I want to calculate the eigensystem of a real matrix, and then extract the real eigenvectors and eigenvalues, if such terms exist. However, I cannot know whether such a situation exists in advance, so it must be determined in real time based on the actual calculation results.

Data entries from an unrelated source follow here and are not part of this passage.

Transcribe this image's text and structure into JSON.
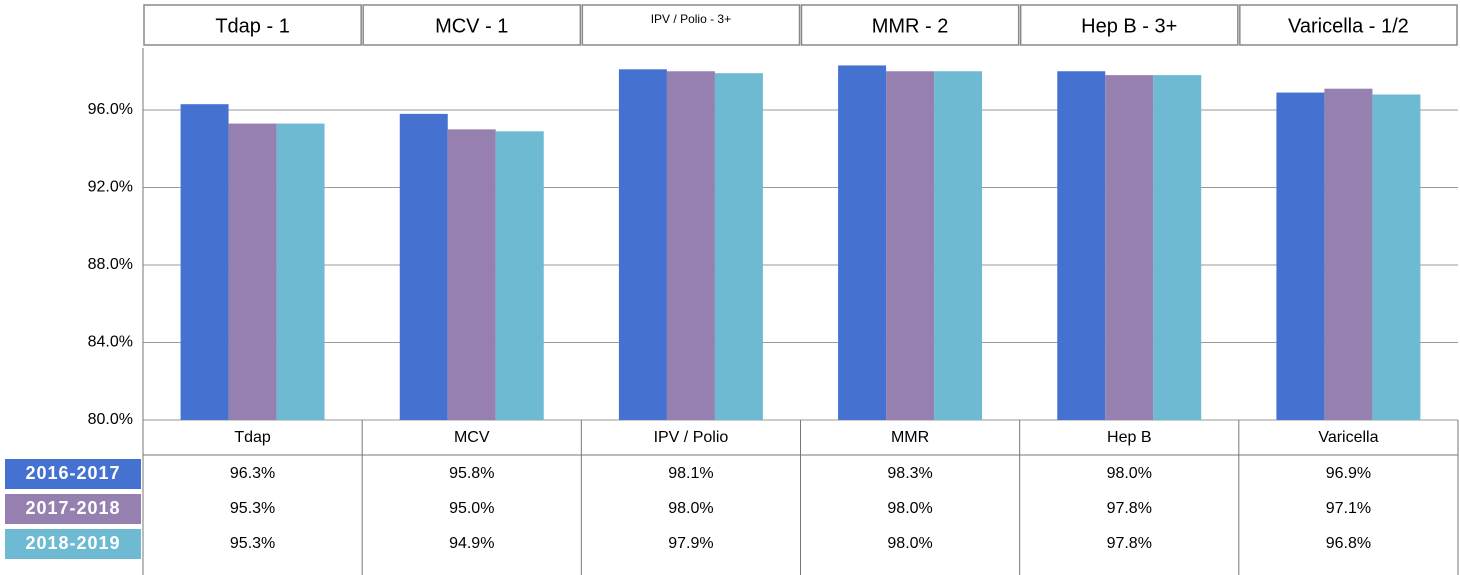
{
  "chart_data": {
    "type": "bar",
    "column_headers": [
      "Tdap - 1",
      "MCV - 1",
      "IPV / Polio - 3+",
      "MMR - 2",
      "Hep B - 3+",
      "Varicella - 1/2"
    ],
    "categories": [
      "Tdap",
      "MCV",
      "IPV / Polio",
      "MMR",
      "Hep B",
      "Varicella"
    ],
    "series": [
      {
        "name": "2016-2017",
        "color": "#4572d1",
        "values": [
          96.3,
          95.8,
          98.1,
          98.3,
          98.0,
          96.9
        ],
        "value_labels": [
          "96.3%",
          "95.8%",
          "98.1%",
          "98.3%",
          "98.0%",
          "96.9%"
        ]
      },
      {
        "name": "2017-2018",
        "color": "#9580b0",
        "values": [
          95.3,
          95.0,
          98.0,
          98.0,
          97.8,
          97.1
        ],
        "value_labels": [
          "95.3%",
          "95.0%",
          "98.0%",
          "98.0%",
          "97.8%",
          "97.1%"
        ]
      },
      {
        "name": "2018-2019",
        "color": "#6fbad3",
        "values": [
          95.3,
          94.9,
          97.9,
          98.0,
          97.8,
          96.8
        ],
        "value_labels": [
          "95.3%",
          "94.9%",
          "97.9%",
          "98.0%",
          "97.8%",
          "96.8%"
        ]
      }
    ],
    "ylim": [
      80,
      99.2
    ],
    "yticks": [
      {
        "value": 80,
        "label": "80.0%"
      },
      {
        "value": 84,
        "label": "84.0%"
      },
      {
        "value": 88,
        "label": "88.0%"
      },
      {
        "value": 92,
        "label": "92.0%"
      },
      {
        "value": 96,
        "label": "96.0%"
      }
    ],
    "grid": true
  }
}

For example, see the following calculations:
In[7]:= gen1={{-1,2,-1},{-(3/2),3/2,-(1/2)},{-(1/2),3/2,-(3/2)}};
{val, vec}=Eigensystem[%,Cubics -> True]//ComplexExpand
gen2={
{0,0,0,-1},
{1,0,0,0},
{0,-1,0,0},
{0,0,-1,0}
};
{val, vec}=gen2//Eigensystem[#,Cubics -> True]&//ComplexExpand
Out[8]= {{-1,
I, -I}, {{1/2, 1/2, 1}, {3/2 - I/2, 3/2 + I/2, 1}, {3/2 + I/2,
3/2 - I/2, 1}}}
Out[10]= {{-((1 + I)/Sqrt[2]), (1 + I)/Sqrt[2], -((1 - I)/Sqrt[2]), (
1 - I)/Sqrt[
2]}, {{(1 - I)/Sqrt[2], I, (1 + I)/Sqrt[2], 1}, {-((1 - I)/Sqrt[2]),
I, -((1 + I)/Sqrt[2]), 1}, {(1 + I)/Sqrt[2], -I, (1 - I)/Sqrt[2],
1}, {-((1 + I)/Sqrt[2]), -I, -((1 - I)/Sqrt[2]), 1}}}
As you can see, in the first example, there are real eigenvalues and eigenvectors, but in the second example, there is no such result.